- The paper introduces VecInfer, which suppresses key cache outliers using smooth and Hadamard transformations to enable effective low-bit KV cache compression.
- It integrates an offline-trained vector quantization method that achieves up to 2.7× speedup and an 8.3× reduction in latency during large-batch self-attention.
- The optimized fused CUDA kernel minimizes memory overhead by combining computation and dequantization, enhancing performance in long-context LLMs.
VecInfer: Efficient LLM Inference with Low-Bit KV Cache via Outlier-Suppressed Vector Quantization
Introduction
The paper "VecInfer: Efficient LLM Inference with Low-Bit KV Cache via Outlier-Suppressed Vector Quantization" introduces a novel vector quantization (VQ) method known as VecInfer, specifically designed to enhance the efficiency of LLM inference by compressing the key-value (KV) cache without significant performance degradation. The primary challenge addressed by VecInfer is the high memory overhead associated with KV caches during LLM inference, particularly when operating at ultra-low bit-widths. Existing VQ methods suffer from reduced performance due to key cache outliers, which inhibit effective codebook utilization.
VecInfer addresses these challenges by applying smooth and Hadamard transformations to suppress key cache outliers, thereby facilitating a more comprehensive coverage by the codebook. This paper further optimizes inference by deploying a customized CUDA kernel that fuses computation and dequantization to reduce memory access overhead.
Methodology
VecInfer employs dual transformations to refine the distribution of the key cache, thereby minimizing the impact of outliers:
- Smooth Transformation: This involves channel-wise scaling of the key and an inverse scaling of the query to maintain computational equivalence across queries and keys.
- Hadamard Transformation: An orthogonal transformation using a Hadamard matrix further redistributes the data, effectively normalizing the outlier impact.

Figure 1: Channel-wise distribution of the key cache.

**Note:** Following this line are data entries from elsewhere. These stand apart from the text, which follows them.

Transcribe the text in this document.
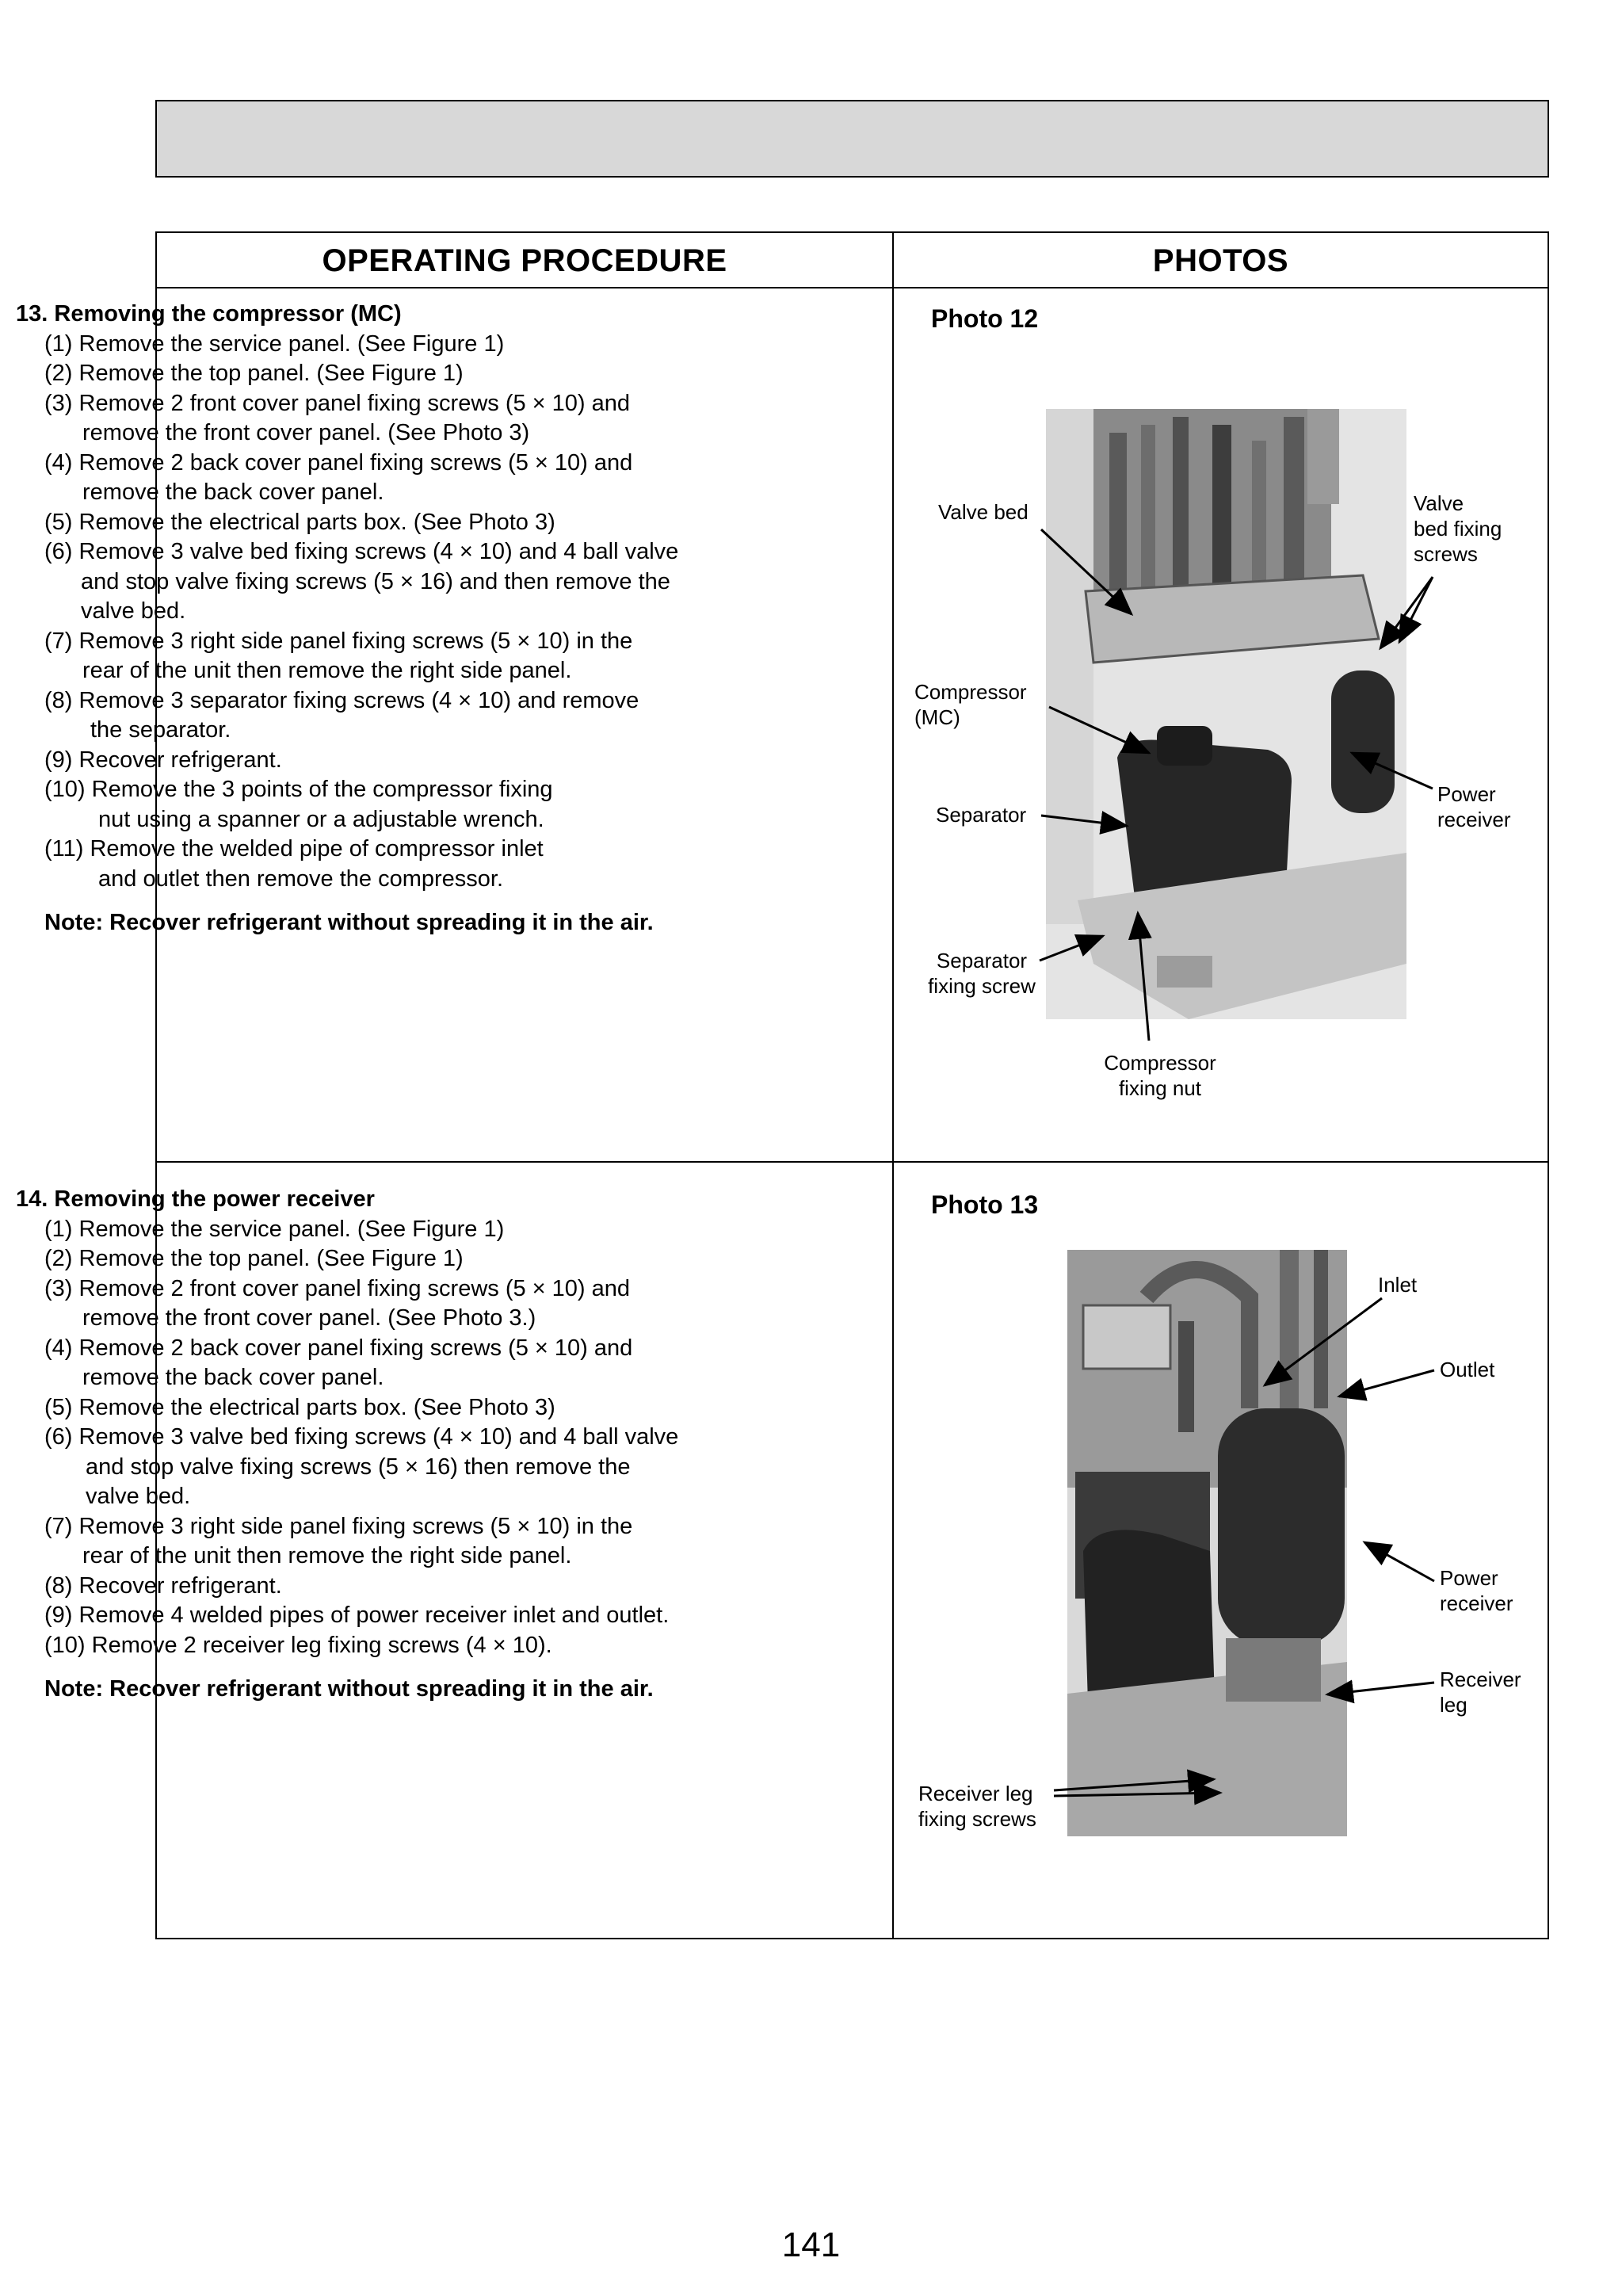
OPERATING PROCEDURE	PHOTOS
13. Removing the compressor (MC)
(1) Remove the service panel. (See Figure 1)
(2) Remove the top panel. (See Figure 1)
(3) Remove 2 front cover panel fixing screws (5 × 10) and
remove the front cover panel. (See Photo 3)
(4) Remove 2 back cover panel fixing screws (5 × 10) and
remove the back cover panel.
(5) Remove the electrical parts box. (See Photo 3)
(6) Remove 3 valve bed fixing screws (4 × 10) and 4 ball valve
and stop valve fixing screws (5 × 16) and then remove the
valve bed.
(7) Remove 3 right side panel fixing screws (5 × 10) in the
rear of the unit then remove the right side panel.
(8) Remove 3 separator fixing screws (4 × 10) and remove
the separator.
(9) Recover refrigerant.
(10) Remove the 3 points of the compressor fixing
nut using a spanner or a adjustable wrench.
(11) Remove the welded pipe of compressor inlet
and outlet then remove the compressor.
Note: Recover refrigerant without spreading it in the air.
14. Removing the power receiver
(1) Remove the service panel. (See Figure 1)
(2) Remove the top panel. (See Figure 1)
(3) Remove 2 front cover panel fixing screws (5 × 10) and
remove the front cover panel. (See Photo 3.)
(4) Remove 2 back cover panel fixing screws (5 × 10) and
remove the back cover panel.
(5) Remove the electrical parts box. (See Photo 3)
(6) Remove 3 valve bed fixing screws (4 × 10) and 4 ball valve
and stop valve fixing screws (5 × 16) then remove the
valve bed.
(7) Remove 3 right side panel fixing screws (5 × 10) in the
rear of the unit then remove the right side panel.
(8) Recover refrigerant.
(9) Remove 4 welded pipes of power receiver inlet and outlet.
(10) Remove 2 receiver leg fixing screws (4 × 10).
Note: Recover refrigerant without spreading it in the air.
Photo 12
Photo 13
Valve bed	Valve
bed fixing
screws
Compressor
(MC)
Separator
Power
receiver
Separator
fixing screw
Compressor
fixing nut
Inlet
Outlet
Power
receiver
Receiver
leg
Receiver leg
fixing screws
141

These transformations collectively facilitate the transformation of the key cache into a format that is more amenable to quantization, reducing the difficulty and increasing the efficiency of this process.
Vector Quantization
Post-transformation, VecInfer employs a VQ technique that maps the transformed key vectors to a predefined codebook, which is trained offline using K-Means clustering. By partitioning high-dimensional vectors into sub-vectors and encoding them using a limited bit-width, VecInfer effectively compresses the KV cache. The two-stage process involves:
- Prefilling: Applying transformations and quantizing keys and values using the pre-trained codebooks.
- Decoding: Online transformation of incoming keys and their concatenation with existing quantized entries.
Figure 2: Typical vector quantization pipeline.
This method significantly reduces memory requirements without compromising the integrity of the data, supporting efficient large-batch self-attention computation.
Hardware Optimization
VecInfer implements a fused dequantization-computation CUDA kernel, which enhances computational efficiency through:
These optimizations ensure that VecInfer achieves superior performance metrics compared to existing methodologies.
The evaluations of VecInfer demonstrate its superiority over existing quantization methods, especially in scenarios involving long-context understanding and mathematical reasoning tasks. The study reveals that VecInfer can achieve up to a 2.7× speedup in large-batch self-attention computations and an 8.3× reduction in single-batch latency using a 2-bit KV cache, while maintaining the performance level comparable to full precision.
Additionally, the architecture's ability to maintain high accuracy at reduced bit-widths suggests that it is particularly effective for models with extensive sequence lengths, like Llama-3.1-8B, which leverage 196k sequence lengths.
Conclusion
VecInfer represents a significant advancement in LLM inference by providing a robust framework for KV cache compression at ultra-low bit-widths without sacrificing performance. Its dual transformation approach is effective in suppressing outliers, and its optimized CUDA kernel ensures efficient deployment on GPU hardware. These innovations collectively offer a compelling solution for deploying LLMs in environments constrained by memory and compute resources, broadening the potential applications of such models.
Figure 4: Kernel performance on H100 (80GB). Additional results are provided in Figure 5.
In summary, VecInfer's approach sets a new standard for efficient LLM inference, and its methodologies could potentially be adapted for other types of model compression and optimization tasks within the field of AI.